If your daughter can not do her regular class, introduce her to the concept of spending that same time visualizing the steps instead. She will retain the knowledge of the repertoire, and by visualizing the correct technique and form, may actually give her an edge over the other students when she returns to class as she has been ‘practicing’ with perfect technique. When she gets back to full training, she can do the physical training combined with the visualization and catch up in no time.
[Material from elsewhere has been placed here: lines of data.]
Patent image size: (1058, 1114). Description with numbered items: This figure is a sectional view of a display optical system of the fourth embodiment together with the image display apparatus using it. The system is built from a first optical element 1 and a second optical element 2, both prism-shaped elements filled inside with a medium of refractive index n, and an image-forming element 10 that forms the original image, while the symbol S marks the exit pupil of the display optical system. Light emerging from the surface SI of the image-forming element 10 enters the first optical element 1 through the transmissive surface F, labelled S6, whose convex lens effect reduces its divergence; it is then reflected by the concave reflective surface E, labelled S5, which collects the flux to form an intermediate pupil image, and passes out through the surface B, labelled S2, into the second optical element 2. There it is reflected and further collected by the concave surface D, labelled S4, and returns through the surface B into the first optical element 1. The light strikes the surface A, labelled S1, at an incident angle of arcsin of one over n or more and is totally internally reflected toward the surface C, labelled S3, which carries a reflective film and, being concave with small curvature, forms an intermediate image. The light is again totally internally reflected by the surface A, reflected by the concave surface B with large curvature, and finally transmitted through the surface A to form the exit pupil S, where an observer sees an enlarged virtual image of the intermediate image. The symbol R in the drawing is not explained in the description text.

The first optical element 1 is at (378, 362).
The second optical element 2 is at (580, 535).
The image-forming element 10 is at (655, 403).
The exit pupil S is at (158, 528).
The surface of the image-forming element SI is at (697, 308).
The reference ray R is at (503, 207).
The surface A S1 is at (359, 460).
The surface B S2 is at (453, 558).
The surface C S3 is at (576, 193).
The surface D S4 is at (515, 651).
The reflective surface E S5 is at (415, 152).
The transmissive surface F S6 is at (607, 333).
This technique helps bring the power back to the dancer, as opposed to this depression about not being able to do the physical act of dance. Ask her if she can visualize each step clearly and succinctly, and ‘feel’ the movement in her muscles (without moving areas that are injured too much). If she can visualize the injured part being healthy, this can actually accelerate the recovery by keeping the neuromuscular pathways that carry the message from the brain to those muscles active. Watching class can teach a dancer so much about the importance of technique, and all of the corrections a teacher gives in class. I remember being astounded when watching class, out with a major leg injury, at ho4w students seemed to ignore corrections from the teacher. I remember thinking how frustrating for the teacher not getting a response, when until then, I had just thought that she was nagging, and that we were all fine. This also helps to keep the knowledge of the choreography engrained in the dancers’ memory.

Watching videos, DVDs or clips of famous dancers on www.youtube.com can actually be beneficial to the young and injured dancer if used in the right way. Get your daughter to watch a variation, and then close her eyes and visualize herself doing that same piece. Often in our mind we can dance far more beautifully than we have previously, and the flow on effect from this can be extraordinary, especially in terms of performance and dramatization skills. Get her to comment on the quality of the dance, not just the tricks, and see what factors she is drawn to in watching others dance. This gives a good area to work on while physically she may not be able to do as much as normal.

Finding a good Physical Therapist is essential to a quick and productive recovery, and ideally choose one that has personal experience with dance. Movement and technique reeducation is important in the rehabilitation of any injury, but the dancer needs this more than most. As a dancer performs movements repetitively and pushes her body to the extreme, it is essential that technique is corrected at a base level, and that your daughter understands the anatomy and principles behind why her injury has actually happened. Inclusion of Pilates based exercise rehabilitation can also be invaluable to returning the dancer to full strength, and should ideally even improve her beyond where she was before the injury. Many therapists will now include this in her Physical Therapy program, or direct you to a good studio that works with dancers.

Obviously if none of the above has happened, and the depression of injury has started to set in, your daughter may need some special treatment. Ask her dance teacher or therapist to give her a special tip that may not have been given to the other girls on how she can accelerate her training. Let her know that if you haven’t improved after 3 weeks, she can be as depressed as she wants! But until then, she can’t be, and if there is improvement, she is going to keep doing it.